En 2021, j'étais entre deux ébauches de mon premier roman pour adultes, et donc entre deux playlists : une misérable zone neutre de statique musicale. Ce sentiment était aggravé par le fait que j'avais commencé ce roman à la suite du décès de R – ma propre façon de gérer le tourbillon d'émotions mitigées.
Et ma sœur m'a envoyé une chanson. « Tu as déjà entendu parler de ces gars-là ? » a-t-elle demandé.
Je n'en avais pas entendu parler, car je vis au pays de mes playlists. Quand je découvre de nouveaux artistes, c'est à contrecœur, par accident.
« Poésie, images religieuses, un peu ballades » : quel est le genre de Sleep Token ?
La chanson était « Take Me Back to Eden », de Sleep Token, et ma sœur semblait confiante que j'aimerais cet artiste. Elle a décrit leur son en termes nébuleux, avec des mots comme « poésie » et « beaucoup d'images religieuses », et « un peu ballades, mais pas vraiment ? »
J'ai écouté la chanson, parce que c'est le contrat que nous avions passé en tant que sœurs.
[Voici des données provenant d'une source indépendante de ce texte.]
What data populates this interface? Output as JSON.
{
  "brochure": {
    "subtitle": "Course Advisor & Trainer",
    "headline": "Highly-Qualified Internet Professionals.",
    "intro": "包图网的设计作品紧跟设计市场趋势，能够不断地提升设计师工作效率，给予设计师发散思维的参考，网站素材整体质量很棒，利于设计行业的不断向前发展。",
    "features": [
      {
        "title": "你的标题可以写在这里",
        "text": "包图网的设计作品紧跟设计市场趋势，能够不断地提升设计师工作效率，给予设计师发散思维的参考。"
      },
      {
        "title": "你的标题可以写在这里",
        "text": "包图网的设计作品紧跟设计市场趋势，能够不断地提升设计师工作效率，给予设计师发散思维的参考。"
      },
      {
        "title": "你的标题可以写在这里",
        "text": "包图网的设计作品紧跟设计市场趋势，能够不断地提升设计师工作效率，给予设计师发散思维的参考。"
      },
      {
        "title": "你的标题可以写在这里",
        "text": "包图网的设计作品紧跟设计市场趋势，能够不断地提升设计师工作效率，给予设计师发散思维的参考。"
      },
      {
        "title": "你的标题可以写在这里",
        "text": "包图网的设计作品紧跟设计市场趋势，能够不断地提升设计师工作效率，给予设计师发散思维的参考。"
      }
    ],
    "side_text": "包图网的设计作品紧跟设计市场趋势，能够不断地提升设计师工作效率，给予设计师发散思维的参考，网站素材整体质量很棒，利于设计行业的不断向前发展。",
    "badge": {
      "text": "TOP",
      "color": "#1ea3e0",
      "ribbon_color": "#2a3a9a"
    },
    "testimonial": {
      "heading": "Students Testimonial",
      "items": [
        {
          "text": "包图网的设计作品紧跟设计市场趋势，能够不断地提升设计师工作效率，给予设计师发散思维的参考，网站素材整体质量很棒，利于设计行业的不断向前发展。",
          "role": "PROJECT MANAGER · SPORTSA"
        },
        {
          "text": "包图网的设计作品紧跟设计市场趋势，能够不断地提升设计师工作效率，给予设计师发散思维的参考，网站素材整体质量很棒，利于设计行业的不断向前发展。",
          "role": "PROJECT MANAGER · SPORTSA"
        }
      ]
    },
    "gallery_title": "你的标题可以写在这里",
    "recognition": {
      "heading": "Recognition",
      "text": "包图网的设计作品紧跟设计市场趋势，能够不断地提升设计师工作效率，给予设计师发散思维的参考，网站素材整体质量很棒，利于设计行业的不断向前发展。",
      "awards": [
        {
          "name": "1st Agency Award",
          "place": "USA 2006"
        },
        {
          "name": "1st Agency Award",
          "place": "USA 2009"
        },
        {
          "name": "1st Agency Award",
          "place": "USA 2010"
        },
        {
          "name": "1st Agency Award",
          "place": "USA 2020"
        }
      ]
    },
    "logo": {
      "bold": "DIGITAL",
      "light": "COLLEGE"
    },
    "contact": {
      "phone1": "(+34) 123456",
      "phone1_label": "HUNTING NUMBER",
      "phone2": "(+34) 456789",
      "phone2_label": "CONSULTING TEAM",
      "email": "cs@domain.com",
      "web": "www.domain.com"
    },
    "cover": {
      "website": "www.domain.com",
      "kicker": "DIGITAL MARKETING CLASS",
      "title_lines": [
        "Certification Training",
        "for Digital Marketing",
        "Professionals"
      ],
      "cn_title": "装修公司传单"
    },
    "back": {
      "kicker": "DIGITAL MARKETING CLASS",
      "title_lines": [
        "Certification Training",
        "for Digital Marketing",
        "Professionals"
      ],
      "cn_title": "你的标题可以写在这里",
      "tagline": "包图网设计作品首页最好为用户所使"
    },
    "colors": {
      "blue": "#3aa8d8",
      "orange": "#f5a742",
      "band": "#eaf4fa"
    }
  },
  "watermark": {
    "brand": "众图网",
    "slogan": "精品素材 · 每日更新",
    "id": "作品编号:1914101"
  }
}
Mais j'ai continué à l'écouter longtemps après que l'obligation soit passée.
Presque sans y penser, Sleep Token s'est immiscé dans ma routine d'écriture. Je les ai absorbés, me lançant dans mes propres mots à travers les leurs. Alors que je me débattais avec une histoire de chagrin, de mort et d'amour, j'ai trouvé un point d'ancrage grâce à des paroles comme « quand la gueule de l'infini me plante ses crocs / je sourirai à travers l'agonie pour toi… »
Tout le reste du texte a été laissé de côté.